Any work of this kind requires that the films themselves be carefully scrutinized and studied. Analysis of the motion picture is an essential part of this book, and that examination often focuses on specific sequences from a film, going beyond dialogue to study the visual symbols that are present in the motion picture and that bring about a reaction from the spectator. These sensory symbols, as K. R. M. Short observed, are extremely important in creating the appropriate emotional response or climate among the audience and often are so deeply part of a particular social or historical context that the foreign observer may be unaware of their emotive value. They may trigger an emotional response with one audience and go unnoticed by another. When Jakie Rabinowitz holds up a prayer shawl, a tallit, in The Jazz Singer, as he is being forced to make a choice between career and religion, this triggers a particular emotional response. Whether consciously or unconsciously, the reaction from the Jewish viewer may be very different from that of the foreign observer. In Avalon, the image of a train pulling into a station as relatives who survived the war arrive in Baltimore conjures up a very different reaction for those used to watching Holocaust films about mass forced deportations by train in Europe than it does for the uninitiated. Shot-by-shot analysis of the film provides a remarkable text for our understanding of the world that surrounds it and with which it communicates, but reactions may vary by audience.

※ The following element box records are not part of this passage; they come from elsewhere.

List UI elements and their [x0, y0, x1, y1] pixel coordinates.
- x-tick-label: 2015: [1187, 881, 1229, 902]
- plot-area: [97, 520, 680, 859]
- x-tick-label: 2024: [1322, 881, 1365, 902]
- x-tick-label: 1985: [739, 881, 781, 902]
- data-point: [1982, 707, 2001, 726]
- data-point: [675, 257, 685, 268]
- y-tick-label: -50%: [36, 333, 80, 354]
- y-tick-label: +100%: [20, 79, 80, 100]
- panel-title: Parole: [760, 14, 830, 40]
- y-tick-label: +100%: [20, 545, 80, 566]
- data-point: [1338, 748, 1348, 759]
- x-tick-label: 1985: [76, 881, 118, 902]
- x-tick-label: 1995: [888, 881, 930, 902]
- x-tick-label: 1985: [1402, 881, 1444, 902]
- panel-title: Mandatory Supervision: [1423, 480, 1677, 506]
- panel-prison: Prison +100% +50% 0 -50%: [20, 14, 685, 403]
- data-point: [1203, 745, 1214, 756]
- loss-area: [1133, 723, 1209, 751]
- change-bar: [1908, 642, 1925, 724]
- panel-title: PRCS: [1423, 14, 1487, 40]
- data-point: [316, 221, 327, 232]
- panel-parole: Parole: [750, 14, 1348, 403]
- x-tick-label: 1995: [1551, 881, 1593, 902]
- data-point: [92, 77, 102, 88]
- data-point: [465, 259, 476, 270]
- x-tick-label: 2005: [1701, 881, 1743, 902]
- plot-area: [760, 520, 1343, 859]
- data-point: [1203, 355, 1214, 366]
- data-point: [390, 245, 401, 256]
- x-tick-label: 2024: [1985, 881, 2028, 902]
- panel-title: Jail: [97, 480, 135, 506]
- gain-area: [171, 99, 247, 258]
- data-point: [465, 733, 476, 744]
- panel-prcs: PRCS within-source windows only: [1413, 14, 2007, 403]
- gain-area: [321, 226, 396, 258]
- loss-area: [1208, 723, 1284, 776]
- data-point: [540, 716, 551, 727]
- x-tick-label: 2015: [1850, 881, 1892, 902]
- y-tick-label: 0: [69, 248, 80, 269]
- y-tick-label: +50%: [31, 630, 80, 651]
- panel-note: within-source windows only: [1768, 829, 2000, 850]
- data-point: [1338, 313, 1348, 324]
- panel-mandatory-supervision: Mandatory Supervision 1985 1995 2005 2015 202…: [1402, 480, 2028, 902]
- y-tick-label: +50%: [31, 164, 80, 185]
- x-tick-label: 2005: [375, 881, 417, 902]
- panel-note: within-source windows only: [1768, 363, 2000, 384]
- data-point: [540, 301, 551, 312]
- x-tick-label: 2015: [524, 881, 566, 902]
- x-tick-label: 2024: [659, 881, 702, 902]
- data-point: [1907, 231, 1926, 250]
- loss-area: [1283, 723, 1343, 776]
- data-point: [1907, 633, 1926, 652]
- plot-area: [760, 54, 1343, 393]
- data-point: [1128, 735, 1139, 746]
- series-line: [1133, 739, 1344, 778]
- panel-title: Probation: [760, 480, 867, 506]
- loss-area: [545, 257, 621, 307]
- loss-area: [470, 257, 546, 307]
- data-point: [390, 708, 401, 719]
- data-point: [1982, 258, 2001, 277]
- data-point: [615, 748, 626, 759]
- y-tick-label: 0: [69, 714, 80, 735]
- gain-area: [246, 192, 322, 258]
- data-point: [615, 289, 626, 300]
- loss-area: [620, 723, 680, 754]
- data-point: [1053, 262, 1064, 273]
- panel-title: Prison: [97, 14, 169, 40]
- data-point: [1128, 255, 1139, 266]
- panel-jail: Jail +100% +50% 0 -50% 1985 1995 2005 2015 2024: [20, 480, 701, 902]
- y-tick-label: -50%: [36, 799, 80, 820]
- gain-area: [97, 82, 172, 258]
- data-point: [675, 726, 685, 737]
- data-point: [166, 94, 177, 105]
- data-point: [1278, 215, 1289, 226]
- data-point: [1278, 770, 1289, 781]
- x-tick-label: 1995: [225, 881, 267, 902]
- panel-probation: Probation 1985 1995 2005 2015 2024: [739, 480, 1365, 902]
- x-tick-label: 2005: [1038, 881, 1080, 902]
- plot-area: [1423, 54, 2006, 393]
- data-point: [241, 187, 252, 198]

French historian Marc Ferro noted that cinema should be seen as both a source of history and as an agent that helps shape history. The thrust of this study rests on the assumption that feature film can effectively be used as text for the study of the American Jewish experience, Jewish identity, and Jewish culture.

In the first half of the twentieth century, Hollywoods movie moguls, most of whom were Jewish, shied away from asserting a Jewish image on the screen for fear that they might be too closely identified with that representation. As Sklar pointed out, The movies were the first medium of entertainment and cultural information to be controlled by men who did not share the ethnic and religious backgrounds of the traditional cultural elites. Over the next two decades, Jewish moviemakers became more comfortable with the concept of a Jewish hero and with an overpowered, yet heroic, Israel. Then, as there was greater comfort broaching the topic of the Holocaust, it assumed center stage as the single greatest event impacting Jewish identity in America. Over the last two decades, American Jewish screenwriters, directors, and producers have become increasingly comfortable with their heritage. As a result, we are seeing an unprecedented number of movies that spotlight Jewish protagonists, experiences, and challenges. Just what are these critical Jewish visuals that have dominated the screen, and what is the inherent coding within these images?